Over the past decade, Indian firms have grown in both financial and manpower numbers. The frequent ups and downs of the market, international expansion of Indian corporations, introduction of new practice areas such as competition law, cyber law, etc., and a mix of fragmentation as well as consolidation of law firms have all helped the Indian legal profession to grow in strength and learn from its experiences.
While the world eyes India, a host of Indian firms have opened offices in places like Palo Alto, London, Geneva, Dubai, Singapore and Tokyo, as part of their own plans to go global.
What should foreign law firms do?
Over a hundred international firms have increased their focus on India in the recent past. Even without liberalization, evidently there are opportunities well within the legal framework that these foreign law firms find profitable. These firms stand to gain immensely with the opening up of the legal industry.

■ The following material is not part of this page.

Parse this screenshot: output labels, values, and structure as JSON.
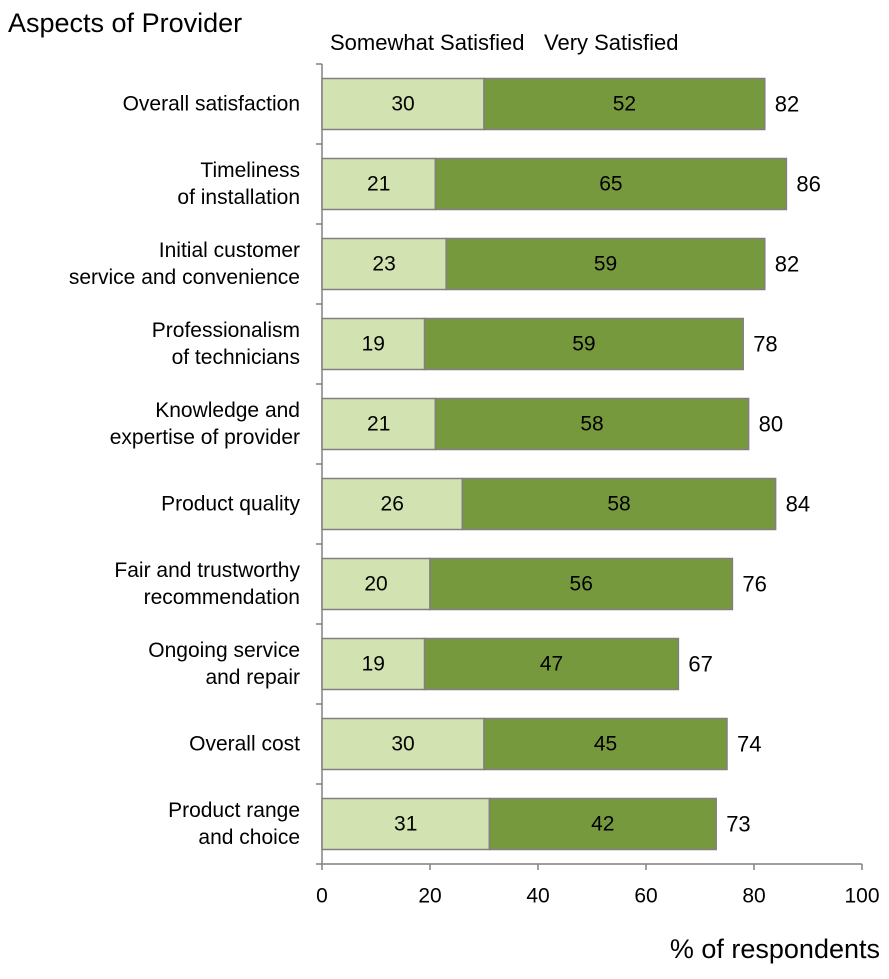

The following are some aspects that international firms who are already in India – as well as those looking to enter India – should consider in light of India’s current environment.
Strategise: As is the case with any venture, the most important factor is to reduce “ad-hocism. “Having a plan in place with a long-term vision is imperative. There are pros and cons to the various ways that international firms plan their India strategy, including best-friend relationships, referral arrangements, India desks and outsourcing. The differentiating factor for success is to strategise the strength of the firm and the kind of work the firm is planning to undertake.
Understand India better: As the world’s largest cultural mix, India’s diversity is often difficult even for us Indians to completely understand. International firms that are interested in India need to account for this diversity, including such simple steps such as wishing your clients well on important festivals, learning key words in the different languages, and understanding the food and other local preferences
Show that you care: A sure-shot way for gaining accessibility in any new country is to cater to the society. Law firms can look at offering lectures to law students, taking up pro-bono initiatives and tying up with NGOs as some of the ways that this can be achieved.
Invest in India: Show clients in India and in your home country that you are serious about India. This could include making India-specific collaterals and knowledge kits, increasing visibility by writing and taking up speaking opportunities in India related journals and forums, amongst other activities.
With or without liberalization, one thing is for sure: there are exciting times ahead for the Indian legal industry. Some of the above thoughts will help international firms make the most of their foray into India, while staying well within the stipulated legal framework.